CK has been produced from the PPD-type ginsenosides in ginseng extracts by traditional fungal fermentation. CK production by traditional fermentation was compared with that achieved by synergistic conversion of fermentation with A. tubingensis and commercial cellulase (Table 3). The highest previously reported concentrations of CK achieved by fermentation with A. tubingensis were 2.47 g/L in a flask and 3.94 g/L in a fermenter (Song et al., 2023). In contrast, CK concentrations produced by fermentation using the same strain with the addition of the enzyme reached 7.45 g/L in a flask and 8.07 g/L CK in a fermenter, with productivities of 51.5 and 48.0 mg/L/h, respectively. These results represent increases of 3.0- and 4.0-fold in the flask and 2.0- and 3.6-fold in the fermenter, respectively, compared to those achieved by fermentation without enzyme addition. Additionally, the PPD-type ginsenosides in AGE were completely converted to 4.03 g/L CK in 144 h using the combined method, with a productivity of 27.8 mg/L/h. These values were 2.1-fold higher than those obtained from fermentation using the same strain (Song et al., 2023).
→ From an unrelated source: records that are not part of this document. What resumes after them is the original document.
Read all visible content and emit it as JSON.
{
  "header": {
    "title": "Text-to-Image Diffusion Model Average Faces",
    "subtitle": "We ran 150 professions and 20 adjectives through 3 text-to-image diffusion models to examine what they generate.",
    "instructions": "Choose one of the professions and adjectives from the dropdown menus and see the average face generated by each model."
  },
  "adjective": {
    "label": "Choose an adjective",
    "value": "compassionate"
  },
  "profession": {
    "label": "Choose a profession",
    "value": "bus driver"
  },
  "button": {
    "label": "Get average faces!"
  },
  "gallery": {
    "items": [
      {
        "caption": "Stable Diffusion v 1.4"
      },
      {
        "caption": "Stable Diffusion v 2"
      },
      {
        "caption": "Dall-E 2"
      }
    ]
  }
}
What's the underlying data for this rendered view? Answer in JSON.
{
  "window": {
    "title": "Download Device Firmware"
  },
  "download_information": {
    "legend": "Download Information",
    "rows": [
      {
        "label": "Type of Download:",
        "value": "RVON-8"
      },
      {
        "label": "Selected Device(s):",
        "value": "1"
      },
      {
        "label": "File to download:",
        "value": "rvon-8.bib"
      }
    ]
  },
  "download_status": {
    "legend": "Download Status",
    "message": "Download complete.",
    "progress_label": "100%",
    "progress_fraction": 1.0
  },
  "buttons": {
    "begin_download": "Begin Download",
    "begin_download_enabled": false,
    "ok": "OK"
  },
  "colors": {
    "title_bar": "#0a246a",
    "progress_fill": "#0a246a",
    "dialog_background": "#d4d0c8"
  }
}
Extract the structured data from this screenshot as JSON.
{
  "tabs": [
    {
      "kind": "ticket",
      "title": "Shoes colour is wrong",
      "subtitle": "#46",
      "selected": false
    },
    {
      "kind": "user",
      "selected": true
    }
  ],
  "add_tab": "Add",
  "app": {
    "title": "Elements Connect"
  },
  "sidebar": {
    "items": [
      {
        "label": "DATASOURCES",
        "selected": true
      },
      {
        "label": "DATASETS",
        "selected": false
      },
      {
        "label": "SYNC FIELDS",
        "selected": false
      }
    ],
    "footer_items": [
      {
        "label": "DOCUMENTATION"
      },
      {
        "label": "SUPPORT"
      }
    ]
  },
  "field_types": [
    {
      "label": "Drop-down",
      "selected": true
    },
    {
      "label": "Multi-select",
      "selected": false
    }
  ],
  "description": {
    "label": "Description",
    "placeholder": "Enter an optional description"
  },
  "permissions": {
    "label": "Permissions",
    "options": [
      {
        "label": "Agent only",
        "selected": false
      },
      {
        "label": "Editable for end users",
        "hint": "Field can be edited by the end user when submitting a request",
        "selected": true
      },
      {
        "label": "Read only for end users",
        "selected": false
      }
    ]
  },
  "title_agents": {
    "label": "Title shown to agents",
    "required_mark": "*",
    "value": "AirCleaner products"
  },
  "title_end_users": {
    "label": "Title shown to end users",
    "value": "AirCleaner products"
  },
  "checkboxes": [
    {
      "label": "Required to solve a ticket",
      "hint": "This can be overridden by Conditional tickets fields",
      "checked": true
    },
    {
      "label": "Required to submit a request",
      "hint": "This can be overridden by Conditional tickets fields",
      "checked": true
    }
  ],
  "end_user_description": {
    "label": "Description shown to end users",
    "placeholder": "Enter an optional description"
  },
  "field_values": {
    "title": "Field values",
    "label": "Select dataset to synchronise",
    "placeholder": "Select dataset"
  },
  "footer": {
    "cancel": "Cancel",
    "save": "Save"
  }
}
Paecilomyces bainier exhibited the highest previously reported CK concentration (1.25 g/L) and productivity (8.6 mg/L/h) using another fungal strain (Zhou et al., 2008), which were 6.5- and 5.6-fold lower than those achieved with the combined method, respectively. These findings indicate that the combination of A. tubingensis fermentation and A. niger cellulase conversion is an effective strategy to enhance the biotransformation of PPD-type ginsenosides into CK.